In the field of quantum thermodynamics, he clarified the definitions and computational expressions of “work” and “heat” in quantum systems, and obtained the necessary and sufficient conditions for the generation of “work” and “heat,” thereby solving a long-standing theoretical problem.

Professor Liang has supervised more than sixty graduate students. Nearly half of them continued their academic careers at prestigious universities and research institutes in China and abroad, with several receiving major talent program support such as the “Excellent Young Scientists Fund (Youqing)” and the “Distinguished Young Scholars Fund.”
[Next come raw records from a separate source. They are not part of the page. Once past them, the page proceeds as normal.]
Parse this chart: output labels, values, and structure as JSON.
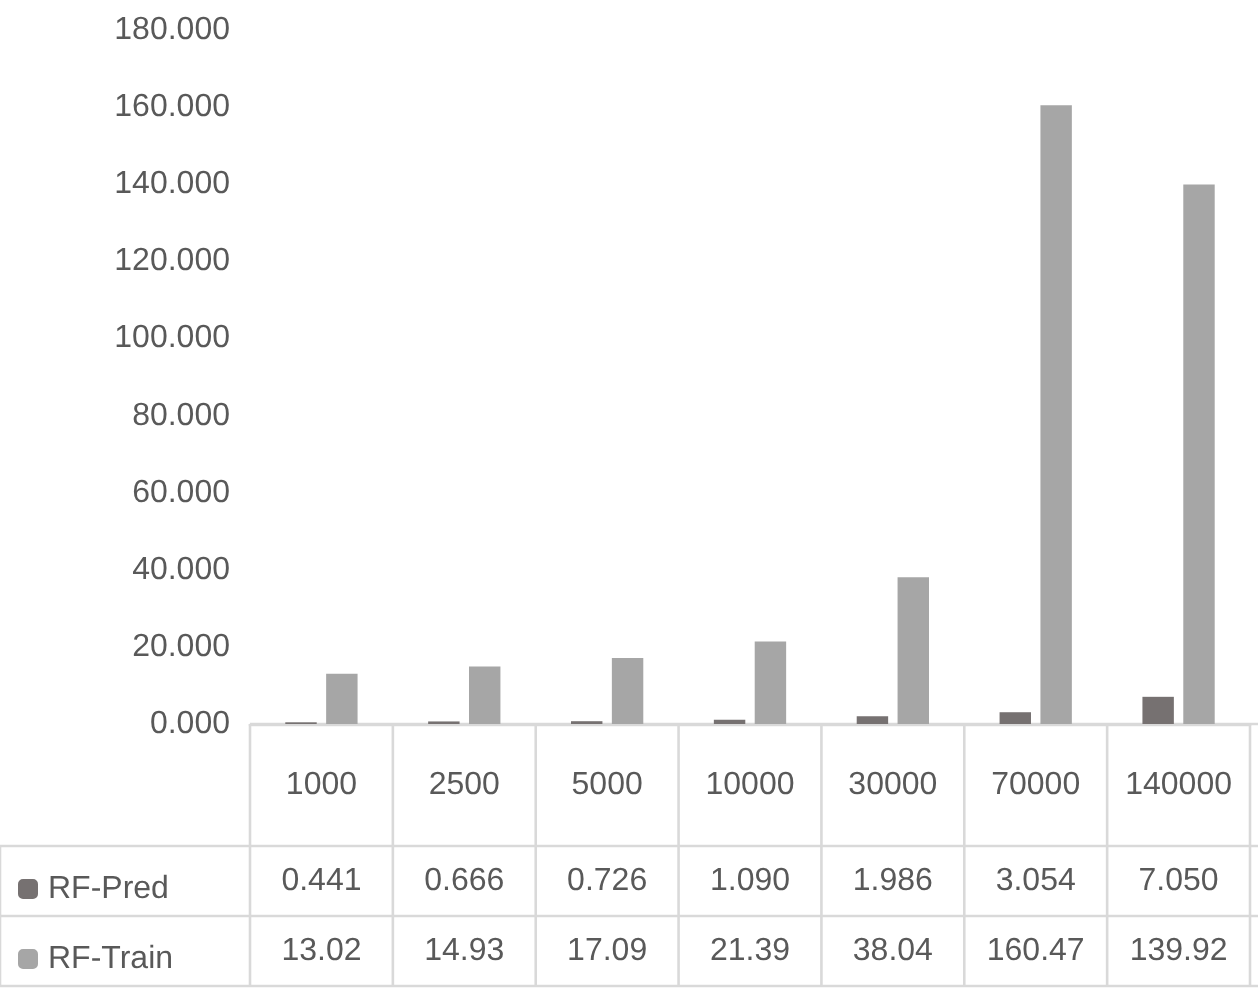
{
  "chart_data": {
    "type": "bar",
    "categories": [
      "1000",
      "2500",
      "5000",
      "10000",
      "30000",
      "70000",
      "140000"
    ],
    "series": [
      {
        "name": "RF-Pred",
        "color": "#767171",
        "values": [
          0.441,
          0.666,
          0.726,
          1.09,
          1.986,
          3.054,
          7.05
        ],
        "value_labels": [
          "0.441",
          "0.666",
          "0.726",
          "1.090",
          "1.986",
          "3.054",
          "7.050"
        ]
      },
      {
        "name": "RF-Train",
        "color": "#a6a6a6",
        "values": [
          13.02,
          14.93,
          17.09,
          21.39,
          38.04,
          160.47,
          139.92
        ],
        "value_labels": [
          "13.02",
          "14.93",
          "17.09",
          "21.39",
          "38.04",
          "160.47",
          "139.92"
        ]
      }
    ],
    "ylim": [
      0,
      180
    ],
    "yticks": [
      {
        "value": 0,
        "label": "0.000"
      },
      {
        "value": 20,
        "label": "20.000"
      },
      {
        "value": 40,
        "label": "40.000"
      },
      {
        "value": 60,
        "label": "60.000"
      },
      {
        "value": 80,
        "label": "80.000"
      },
      {
        "value": 100,
        "label": "100.000"
      },
      {
        "value": 120,
        "label": "120.000"
      },
      {
        "value": 140,
        "label": "140.000"
      },
      {
        "value": 160,
        "label": "160.000"
      },
      {
        "value": 180,
        "label": "180.000"
      }
    ],
    "grid": false,
    "legend": "bottom left"
  }
}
Current Interests and Prospects

In recent years, Professor Liang has gradually extended his research interests to the dynamics of national macroeconomic operations, on an exploratory basis. He has sought to draw on the methods and approaches of theoretical physics used to study the microscopic world to model and analyze the evolution of economic data, and, in combination with artificial intelligence, explore trends in economic development, striving to promote the integration of science and society. At the same time, he has shown a strong interest in the construction and application of data systems for small and medium-sized enterprises, actively exploring digital transformation paths in areas such as data storage, data management, model training, and industry early-warning systems, with the aim of empowering enterprises and enhancing their data-driven decision-making capabilities.